In June 2011, we entered into a collaboration and license agreement with Sanofi related to our RX-04 program. Under this agreement, Sanofi has the right to license an unlimited number of product candidates targeting a discrete binding site within the ribosome. We retain all rights pertaining to our proprietary drug discovery platform, including all other binding sites within the ribosome and all future programs, as well as to any RX-04 compound that Sanofi does not exercise its option to develop during the three-year term of the collaboration. We have received $22.0 million through March 31, 2012 in upfront and milestone payments under the collaboration, including the receipt of a payment of $3.0 million from Sanofi in January 2012 for the achievement of a research milestone. For each RX-04 product developed by Sanofi, we are eligible for up to $9.0 million in potential research milestone payments, up to $27.0 million in potential development milestone payments relating to initiation of Phase 1, 2 and 3 clinical trials, up to $50.0 million in potential regulatory milestone payments relating to approvals in various jurisdictions including the United States, the European Union and Japan, up to $100.0 million in potential commercial milestone payments, and tiered percentage royalties of up to 10% on sales from products commercialized under the agreement, if any. We also have the right under the collaboration to co-commercialize one RX-04 product of our choosing with Sanofi in the United States.
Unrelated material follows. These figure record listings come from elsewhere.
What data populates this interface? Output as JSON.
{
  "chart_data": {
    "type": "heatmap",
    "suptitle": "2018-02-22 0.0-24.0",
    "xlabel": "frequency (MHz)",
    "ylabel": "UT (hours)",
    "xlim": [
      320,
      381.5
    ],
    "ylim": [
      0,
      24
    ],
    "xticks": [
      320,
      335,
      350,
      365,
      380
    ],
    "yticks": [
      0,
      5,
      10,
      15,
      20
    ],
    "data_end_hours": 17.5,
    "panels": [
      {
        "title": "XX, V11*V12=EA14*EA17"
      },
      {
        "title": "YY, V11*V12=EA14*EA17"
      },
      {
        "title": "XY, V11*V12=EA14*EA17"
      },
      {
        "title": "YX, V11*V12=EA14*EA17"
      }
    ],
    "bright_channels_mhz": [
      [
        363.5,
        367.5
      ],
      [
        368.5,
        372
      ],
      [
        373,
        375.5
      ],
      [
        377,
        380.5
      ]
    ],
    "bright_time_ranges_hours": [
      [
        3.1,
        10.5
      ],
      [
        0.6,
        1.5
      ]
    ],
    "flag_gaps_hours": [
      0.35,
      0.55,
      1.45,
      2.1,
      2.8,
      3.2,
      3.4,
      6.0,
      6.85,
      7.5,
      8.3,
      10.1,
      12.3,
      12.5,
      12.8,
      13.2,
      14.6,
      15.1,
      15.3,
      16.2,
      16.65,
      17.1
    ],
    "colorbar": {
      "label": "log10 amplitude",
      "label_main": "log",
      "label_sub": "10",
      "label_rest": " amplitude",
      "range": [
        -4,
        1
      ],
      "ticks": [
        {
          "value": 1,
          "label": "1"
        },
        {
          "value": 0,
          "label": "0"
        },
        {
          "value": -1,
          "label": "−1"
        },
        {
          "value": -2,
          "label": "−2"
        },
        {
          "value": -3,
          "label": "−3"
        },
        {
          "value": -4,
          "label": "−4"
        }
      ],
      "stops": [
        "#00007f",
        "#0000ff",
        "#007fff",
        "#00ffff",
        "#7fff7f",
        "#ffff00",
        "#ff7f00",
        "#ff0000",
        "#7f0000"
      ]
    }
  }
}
We are currently collaborating with Sanofi on ongoing preclinical development and lead generation and, as part of a comprehensive safety assessment, we have just completed in vitro and in vivo profiling of the first cohort of leads from the RX-04 program that demonstrated strong potency and efficacy. These results have informed the next iteration of design and optimization. We expect the results of this optimization round to inform the selection of a lead compound in 2012 for toxicology studies followed by Phase 1 studies in humans.

 

Recent Data

 

At ECCMID 2011, data were presented supporting the efficacy of sample compounds from each of the three novel classes of protein synthesis inhibitors from the RX-04 program. The compounds were studied in vivo in two models of Gram-negative infection, Escherichia coli peritonitis and Klebsiella pneumoniae skin and soft tissue infection and in a Gram-positive infection model of methicillin-resistant Staphylococcus aureus (MRSA) kidney abscess. Bacterial burden reduction in all three models was exhibited with at least one compound and a number of compounds were highly effective in the two Gram-negative infection models. The design, optimization and activity of each of the three novel antibiotic classes, which yielded multiple series of compounds with broad spectrum activity, were presented. Each class evolved from a unique scaffold designed to target the large ribosomal subunit. The direct impact on protein synthesis inhibition, and thus ribosome maturation, was confirmed. In vitro activity was demonstrated against clinical isolates of particularly difficult to treat enteric pathogens containing extended spectrum beta-lactamases and KPC and NDM-1 carbapenemases.